Have you been facebooked? Where not to look for an answer!

Have you been facebooked? Where not to look for an answer!

Update 1: As expected, the website in question has been taken down as of 7PM CT, Tuesday April 6 2021

Update 2: Some readers pointed out that HIBP is doing the same thing. That is correct. Actually, in the case of HIBP, they are sending the actual phone number, without obfucation, in a GET request! But I guess thats the point? HIBP, unlike this website, is not making a incorrect claim that it will not have access to your phone number!

Original Post

Internet is an interesting place! A ship blocks the suez canal and someone quickly builds a website to answer one simple question in everyone’s mind: is the ship still stuck? (https://istheshipstillstuck.com/). Yayy! A win for the internet!
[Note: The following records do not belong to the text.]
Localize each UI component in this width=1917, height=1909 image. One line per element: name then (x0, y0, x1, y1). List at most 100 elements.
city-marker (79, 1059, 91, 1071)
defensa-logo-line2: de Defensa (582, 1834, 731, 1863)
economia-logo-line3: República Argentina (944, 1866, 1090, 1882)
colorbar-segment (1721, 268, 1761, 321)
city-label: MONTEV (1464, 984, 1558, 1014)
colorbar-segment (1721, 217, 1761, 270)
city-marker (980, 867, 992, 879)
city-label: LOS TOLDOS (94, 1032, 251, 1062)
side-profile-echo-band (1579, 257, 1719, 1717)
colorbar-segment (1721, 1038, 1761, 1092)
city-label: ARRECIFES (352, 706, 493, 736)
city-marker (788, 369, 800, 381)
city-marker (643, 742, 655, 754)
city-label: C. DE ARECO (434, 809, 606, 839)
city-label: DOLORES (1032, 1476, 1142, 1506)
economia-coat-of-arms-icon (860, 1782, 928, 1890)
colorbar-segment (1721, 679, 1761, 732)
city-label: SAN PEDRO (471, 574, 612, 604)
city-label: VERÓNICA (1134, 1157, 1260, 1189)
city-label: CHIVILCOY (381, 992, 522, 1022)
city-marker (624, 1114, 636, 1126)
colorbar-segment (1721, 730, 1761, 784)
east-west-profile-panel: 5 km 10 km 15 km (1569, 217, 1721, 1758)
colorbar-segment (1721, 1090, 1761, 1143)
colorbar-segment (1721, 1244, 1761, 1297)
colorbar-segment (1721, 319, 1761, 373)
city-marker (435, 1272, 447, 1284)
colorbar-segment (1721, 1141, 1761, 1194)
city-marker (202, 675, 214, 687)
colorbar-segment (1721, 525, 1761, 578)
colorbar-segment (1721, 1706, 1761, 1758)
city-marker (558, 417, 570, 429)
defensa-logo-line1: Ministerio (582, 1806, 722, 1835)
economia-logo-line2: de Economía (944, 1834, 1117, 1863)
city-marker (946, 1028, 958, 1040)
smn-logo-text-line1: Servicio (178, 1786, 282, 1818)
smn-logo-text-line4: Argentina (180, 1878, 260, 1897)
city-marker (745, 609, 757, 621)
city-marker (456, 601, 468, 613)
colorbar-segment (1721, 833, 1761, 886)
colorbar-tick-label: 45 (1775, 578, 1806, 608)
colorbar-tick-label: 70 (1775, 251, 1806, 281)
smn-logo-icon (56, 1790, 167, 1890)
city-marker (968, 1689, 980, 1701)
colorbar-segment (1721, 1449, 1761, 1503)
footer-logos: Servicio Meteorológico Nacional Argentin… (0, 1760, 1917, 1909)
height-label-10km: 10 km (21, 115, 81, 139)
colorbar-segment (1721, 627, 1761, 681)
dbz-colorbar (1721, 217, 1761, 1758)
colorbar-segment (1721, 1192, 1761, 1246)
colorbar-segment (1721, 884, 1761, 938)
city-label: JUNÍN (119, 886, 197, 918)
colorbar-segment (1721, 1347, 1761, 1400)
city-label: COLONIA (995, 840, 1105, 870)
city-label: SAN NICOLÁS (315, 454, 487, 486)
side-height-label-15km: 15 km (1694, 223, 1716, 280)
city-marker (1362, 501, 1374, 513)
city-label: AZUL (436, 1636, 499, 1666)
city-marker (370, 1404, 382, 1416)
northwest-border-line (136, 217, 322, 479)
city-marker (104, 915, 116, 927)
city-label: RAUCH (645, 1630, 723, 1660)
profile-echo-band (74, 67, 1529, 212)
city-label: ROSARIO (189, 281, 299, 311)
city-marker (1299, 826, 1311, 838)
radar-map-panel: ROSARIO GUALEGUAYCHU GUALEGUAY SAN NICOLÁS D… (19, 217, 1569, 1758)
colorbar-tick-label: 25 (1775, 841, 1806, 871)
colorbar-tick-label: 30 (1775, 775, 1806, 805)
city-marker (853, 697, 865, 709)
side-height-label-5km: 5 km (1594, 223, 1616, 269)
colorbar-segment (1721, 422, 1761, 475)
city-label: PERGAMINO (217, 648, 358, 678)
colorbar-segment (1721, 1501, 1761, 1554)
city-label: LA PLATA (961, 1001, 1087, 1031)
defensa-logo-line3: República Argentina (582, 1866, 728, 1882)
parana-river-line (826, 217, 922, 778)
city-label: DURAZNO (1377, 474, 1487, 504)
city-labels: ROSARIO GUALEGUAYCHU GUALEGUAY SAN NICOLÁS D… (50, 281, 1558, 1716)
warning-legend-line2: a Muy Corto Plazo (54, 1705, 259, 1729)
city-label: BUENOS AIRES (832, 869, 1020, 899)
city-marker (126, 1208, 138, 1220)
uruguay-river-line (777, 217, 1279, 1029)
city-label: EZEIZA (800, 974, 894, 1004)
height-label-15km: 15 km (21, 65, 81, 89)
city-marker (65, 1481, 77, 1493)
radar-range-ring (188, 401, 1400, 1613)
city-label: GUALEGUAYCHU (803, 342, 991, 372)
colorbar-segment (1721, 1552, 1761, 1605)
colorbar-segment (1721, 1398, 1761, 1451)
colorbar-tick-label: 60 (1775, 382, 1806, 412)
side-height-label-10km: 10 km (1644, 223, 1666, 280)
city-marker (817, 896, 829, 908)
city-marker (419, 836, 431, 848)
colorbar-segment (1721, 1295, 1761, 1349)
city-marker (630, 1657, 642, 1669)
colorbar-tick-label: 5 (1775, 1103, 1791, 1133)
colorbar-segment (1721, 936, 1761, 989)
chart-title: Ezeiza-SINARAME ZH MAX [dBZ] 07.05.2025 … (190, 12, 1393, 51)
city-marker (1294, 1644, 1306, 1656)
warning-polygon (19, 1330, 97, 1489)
A week later, troves of Facebook data gets leaked and someone builds a website to answer one simple question in everyone’s mind: have I been Facebooked? (https://haveibeenfacebooked.com/) Yayy!? Err… maybe, kinda, actually it depends on how you treat your phone number.

Before we continue, you may ask: how can I find out if my data has been leaked in the Facebook breach? The answer is: use HIBP, or https://haveibeenpwned.com/. They’ve got the technical (and social) bits of this process right!

What gets sent back to server

The claim made at the website is that your phone number never leaves the browser. That is absolutely correct. Also, that means nothing.

Have I been facebooked yet

In this example below, I provide +1(111)111-1111 as my phone number. On a cursory look, what leaves the browser when I press the “Search” button looks like some sort of a cryptographic hash.

Have I been facebooked yet

Does it pass a quick smell test? Spoiler Alert: No

The authors of this website have access to this string. Just asking google what that string means suffices here. No rainbow tables, no GPU crackers, no reverse engineering. As google helpfully states, the string that gets sent to the backend is a SHA256 hash of the phone number. In this case, google correctly shows the preimage of that hash is 11111111111

Have I been facebooked yet

The verdict

It only takes a little effort to pre-compute all the phone numbers and their corresponding hashes to create a hash->phone number dictionary. Given there are only half a billion records in the leak, such a computation might just take a couple of seconds on an average laptop.

If you don’t care about your phone number being available to the developers - which by the way is perfectly fine - then go ahead and plug in your number.

Epilogue

The claim by the website that the phone numbers entered are not being sent to the backend gives a false sense of privacy. The fact is that what gets sent to the backend can be trivially reversed to the original phone number.